Treasury Secretary Timothy Geithner told Bloomberg TV yesterday that the Obama administration would work to reduce the budget deficit to about 3 percent of gross domestic product, from a projected 12.9 percent this year, words that were unable to assuage fears about the U.S.'s credit-worthiness. The government has said it expects the deficit to drop to 8.5 percent of GDP next year and then to 6 percent in 2011. Meanwhile, Bill Gross, co-chief investment officer at bond goliath Pacific Investment Management, predicted the U.S. would eventually lose its AAA rating.

The government's second infusion in GMAC--the first one came in December--includes $4 billion for the firm to originate loans to Chrysler buyers and sellers, according to a Treasury statement and reported by Bloomberg. The rest of the $7.5 billion loan will help GMAC meet the $11.5 billion it has been instructed to raise following the stress tests. The firm has also been green-lighted to sell $7.4 billion in debt backed by the FDIC, GMAC said in a separate statement. It was previously unable to sell debt because of its junk bond rating. In December, the firm was allowed to convert into a bank holding company to gain access to "rescue funds" and attract more retail deposits. According to the Associated Press, GMAC Bank will become Ally Bank today in an effort to re-brand itself.
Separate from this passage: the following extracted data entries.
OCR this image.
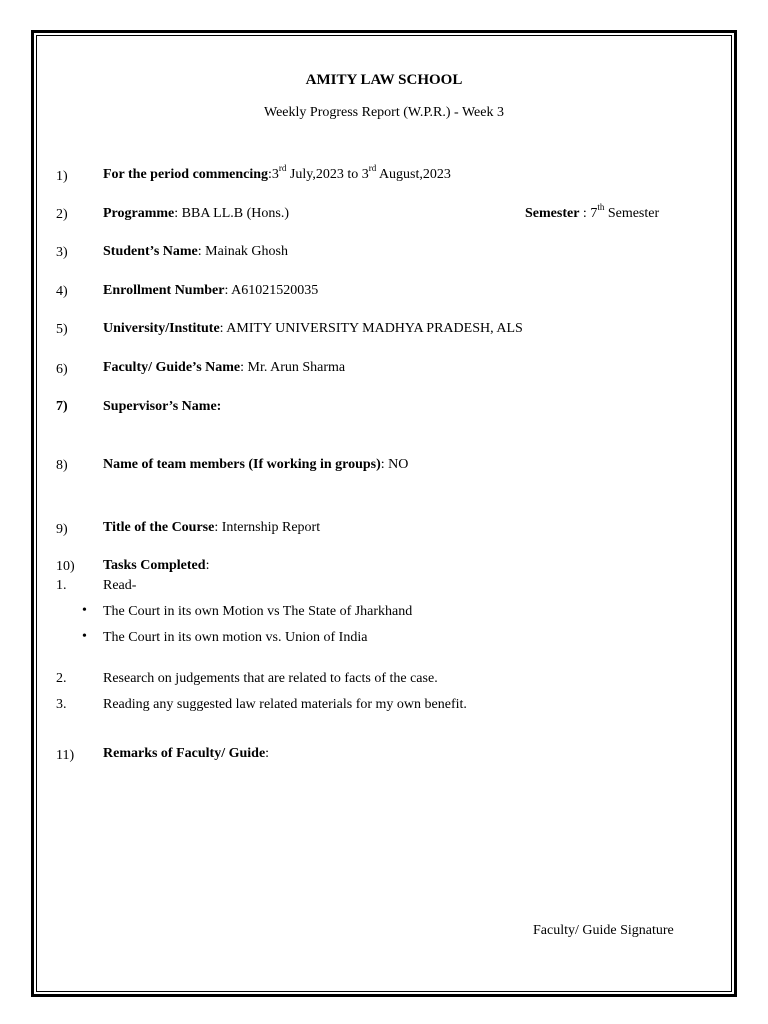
AMITY LAW SCHOOL
Weekly Progress Report (W.P.R.) - Week 3
1)	For the period commencing:3rd July,2023 to 3rd August,2023
2)	Programme: BBA LL.B (Hons.)	Semester : 7th Semester
3)	Student’s Name: Mainak Ghosh
4)	Enrollment Number: A61021520035
5)	University/Institute: AMITY UNIVERSITY MADHYA PRADESH, ALS
6)	Faculty/ Guide’s Name: Mr. Arun Sharma
7)	Supervisor’s Name:
8)	Name of team members (If working in groups): NO
9)	Title of the Course: Internship Report
10) Tasks Completed:
1.	Read-
• The Court in its own Motion vs The State of Jharkhand
• The Court in its own motion vs. Union of India
2.	Research on judgements that are related to facts of the case.
3.	Reading any suggested law related materials for my own benefit.
11) Remarks of Faculty/ Guide:
Faculty/ Guide Signature
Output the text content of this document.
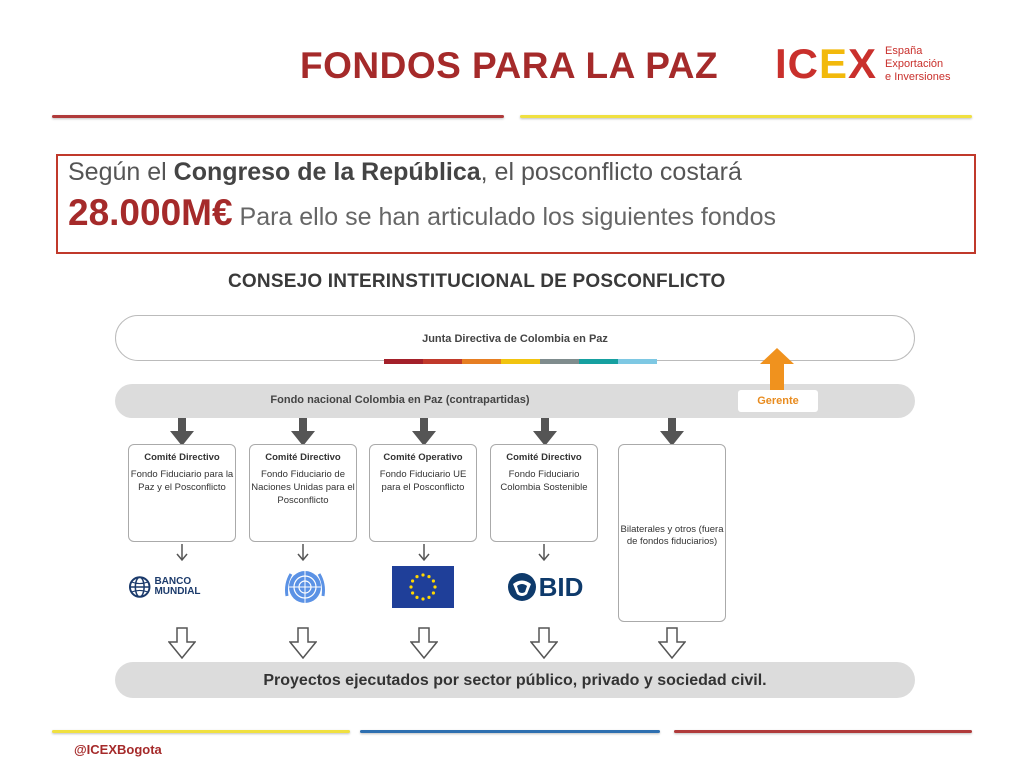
FONDOS PARA LA PAZ ICEX España
Exportación
e Inversiones
Según el Congreso de la República, el posconflicto costará
28.000M€ Para ello se han articulado los siguientes fondos
CONSEJO INTERINSTITUCIONAL DE POSCONFLICTO
Junta Directiva de Colombia en Paz
Fondo nacional Colombia en Paz (contrapartidas)	Gerente
Comité Directivo
Fondo Fiduciario para la Paz y el Posconflicto
Comité Directivo
Fondo Fiduciario de Naciones Unidas para el Posconflicto
Comité Operativo
Fondo Fiduciario UE para el Posconflicto
Comité Directivo
Fondo Fiduciario Colombia Sostenible
Bilaterales y otros (fuera de fondos fiduciarios)
BANCO MUNDIAL	BID
Proyectos ejecutados por sector público, privado y sociedad civil.
@ICEXBogota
Edward Liddy, who announced yesterday he would step down as chief executive of AIG after eight months, said "the job was too big and complex as currently designed, and that the company and its government backers would not find anyone else who could take it on for a salary of $1 a year, as he had," according to the NYT. He added that he expects his successor's salary to be much higher. Liddy took up the post with one day's warning in September after the previous three CEOs had been ousted. Since taking up the position, Liddy has been chastised for a contentious round of bonuses doled out to executives in insurer's financial product unit, which has been blamed for much of AIG's problems. This, and not his act of public service of "parachuting in" at the last minute is what he is likely to be best remembered for, Reuters points out.

BankUnited has been seized by the FDIC and sold to New York banker John Kanas and a group of private equity firms, the Miami Herald reports. BankUnited, which is the largest financial institution based in Florida and the largest bank to fail this year, reopened all of its 85 branches for regular business hours this morning under the new ownership. BankUnited was "dragged down by risky home mortgages that fizzled in the housing downturn" and is the third-largest in assets to fail since the downturn, following only IndyMac and Washington Mutual. The collapse will cost the FDIC insurance fund an estimated $4.9 billion.

Disclosure: Author does not own any of the stocks discussed here.